Jenn’s crying brought back Seal’s attention to her. Blood smeared across her bully’s nose like war paint. Seal looked at her burned hand covered in Jenn’s blood. She pulled away, breaking free from Mr. Minn. She grabbed the doll and ran from the classroom, leaving her bag behind.

She left school through a side door. It banged hard behind her; the sound echoed through the hallway. She ran across the playground, past the perimeter fence, and onto the county road. Trucks blew past her, blowing gravel against her legs, like they were the angry Wind spirit spitting at her. She kept running, going as fast as she could until she approached a dark object. Someone walked in the center of the road. That made her stop.

The figure lumbered toward her. It looked like an old person, hunched and wrapped in thick layers of clothing and loose robes. As it approached closer, her perspective changed.
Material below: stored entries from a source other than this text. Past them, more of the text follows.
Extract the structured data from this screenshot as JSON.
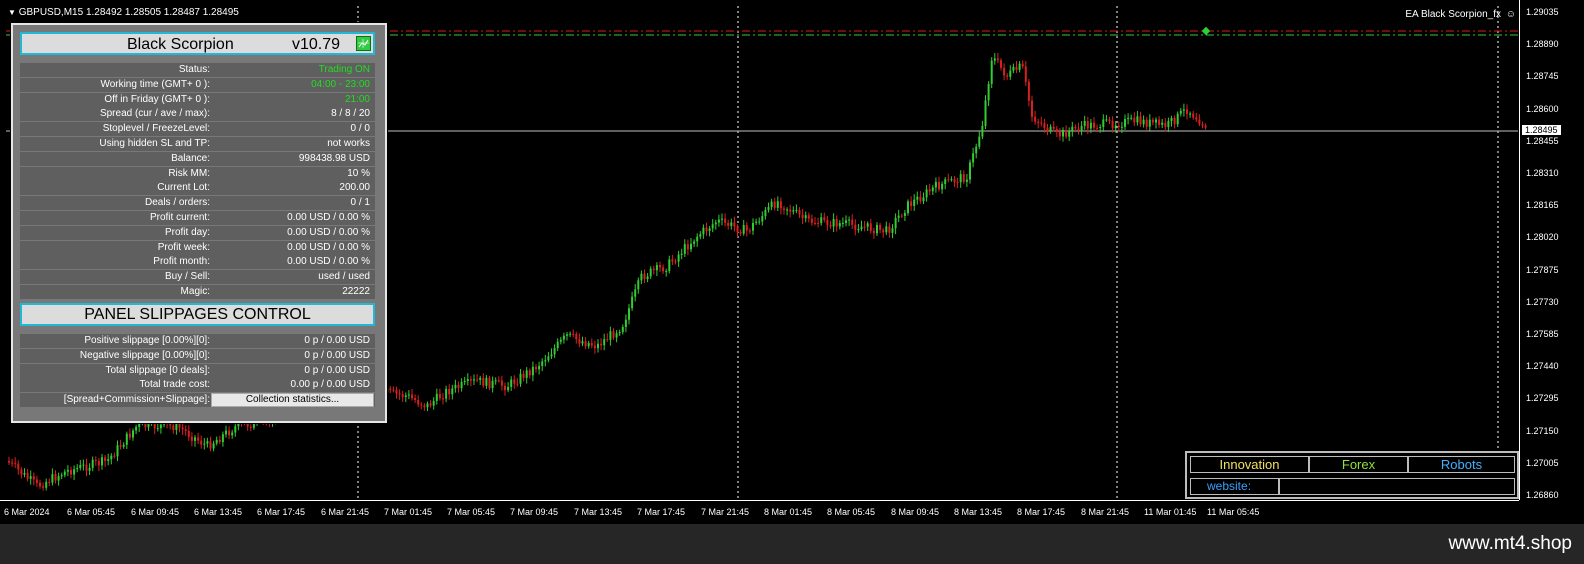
{
  "chart": {
    "symbol_header": "GBPUSD,M15  1.28492 1.28505 1.28487 1.28495",
    "ea_label": "EA Black Scorpion_fx",
    "current_price": "1.28495",
    "price_ticks": [
      "1.29035",
      "1.28890",
      "1.28745",
      "1.28600",
      "1.28455",
      "1.28310",
      "1.28165",
      "1.28020",
      "1.27875",
      "1.27730",
      "1.27585",
      "1.27440",
      "1.27295",
      "1.27150",
      "1.27005",
      "1.26860"
    ],
    "time_ticks": [
      "6 Mar 2024",
      "6 Mar 05:45",
      "6 Mar 09:45",
      "6 Mar 13:45",
      "6 Mar 17:45",
      "6 Mar 21:45",
      "7 Mar 01:45",
      "7 Mar 05:45",
      "7 Mar 09:45",
      "7 Mar 13:45",
      "7 Mar 17:45",
      "7 Mar 21:45",
      "8 Mar 01:45",
      "8 Mar 05:45",
      "8 Mar 09:45",
      "8 Mar 13:45",
      "8 Mar 17:45",
      "8 Mar 21:45",
      "11 Mar 01:45",
      "11 Mar 05:45"
    ],
    "colors": {
      "bull": "#32cd32",
      "bear": "#dc1e1e",
      "grid": "#ffffff",
      "bid_line": "#c0c0c0"
    }
  },
  "panel": {
    "title": "Black Scorpion",
    "version": "v10.79",
    "rows": [
      {
        "label": "Status:",
        "value": "Trading ON",
        "highlight": true
      },
      {
        "label": "Working time (GMT+ 0 ):",
        "value": "04:00 - 23:00",
        "highlight": true
      },
      {
        "label": "Off in Friday (GMT+ 0 ):",
        "value": "21:00",
        "highlight": true
      },
      {
        "label": "Spread (cur / ave / max):",
        "value": "8 / 8 / 20",
        "highlight": false
      },
      {
        "label": "Stoplevel  /  FreezeLevel:",
        "value": "0    /    0",
        "highlight": false
      },
      {
        "label": "Using hidden SL and TP:",
        "value": "not works",
        "highlight": false
      },
      {
        "label": "Balance:",
        "value": "998438.98  USD",
        "highlight": false
      },
      {
        "label": "Risk MM:",
        "value": "10 %",
        "highlight": false
      },
      {
        "label": "Current Lot:",
        "value": "200.00",
        "highlight": false
      },
      {
        "label": "Deals / orders:",
        "value": "0  /  1",
        "highlight": false
      },
      {
        "label": "Profit current:",
        "value": "0.00 USD / 0.00 %",
        "highlight": false
      },
      {
        "label": "Profit day:",
        "value": "0.00 USD / 0.00 %",
        "highlight": false
      },
      {
        "label": "Profit week:",
        "value": "0.00 USD / 0.00 %",
        "highlight": false
      },
      {
        "label": "Profit month:",
        "value": "0.00 USD / 0.00 %",
        "highlight": false
      },
      {
        "label": "Buy / Sell:",
        "value": "used  /  used",
        "highlight": false
      },
      {
        "label": "Magic:",
        "value": "22222",
        "highlight": false
      }
    ],
    "slippage_title": "PANEL SLIPPAGES CONTROL",
    "slippage_rows": [
      {
        "label": "Positive slippage [0.00%][0]:",
        "value": "0 p / 0.00 USD"
      },
      {
        "label": "Negative slippage [0.00%][0]:",
        "value": "0 p / 0.00 USD"
      },
      {
        "label": "Total slippage [0 deals]:",
        "value": "0 p / 0.00 USD"
      },
      {
        "label": "Total trade cost:",
        "value": "0.00 p / 0.00 USD"
      }
    ],
    "cost_label": "[Spread+Commission+Slippage]:",
    "collect_button": "Collection statistics..."
  },
  "brand_box": {
    "innovation": "Innovation",
    "forex": "Forex",
    "robots": "Robots",
    "website_label": "website:",
    "colors": {
      "innovation": "#f0e060",
      "forex": "#90e040",
      "robots": "#40b0ff"
    }
  },
  "footer": {
    "brand": "www.mt4.shop"
  }
}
Seal could see that it wasn’t an old homeless person, but a bison. It ambled down the center, in no hurry. This bison, intelligence in its eyes, looked directly into hers like it could read her thoughts. She felt lost in the stare until a loud single chirp of a siren broke her concentration. She turned to see a patrol car parked behind her, lights flashing. A man inside talked into his radio. Seal turned to look at the bison. Only the empty road remained.

The police officer exited his vehicle and walked towards her. She recognized him as her school’s assigned officer. A silver name sewn into his dark navy uniform read B. Walker. He was Lakota too. Before Lt. Walker said a word, she turned towards his car. He followed Seal, hand on her shoulder, meant more to comfort than control. He spoke to her, but she ignored him. He opened the rear door for her, and he put his hand above her head. She crawled in and lay in a fetal position on his back seat. He drove her home.

Seal’s mother had been alerted and barely made it home before them. Seal ran past her open arms and into her room with the damaged Paintchip. She lay in Beth’s bed and cried until she fell asleep.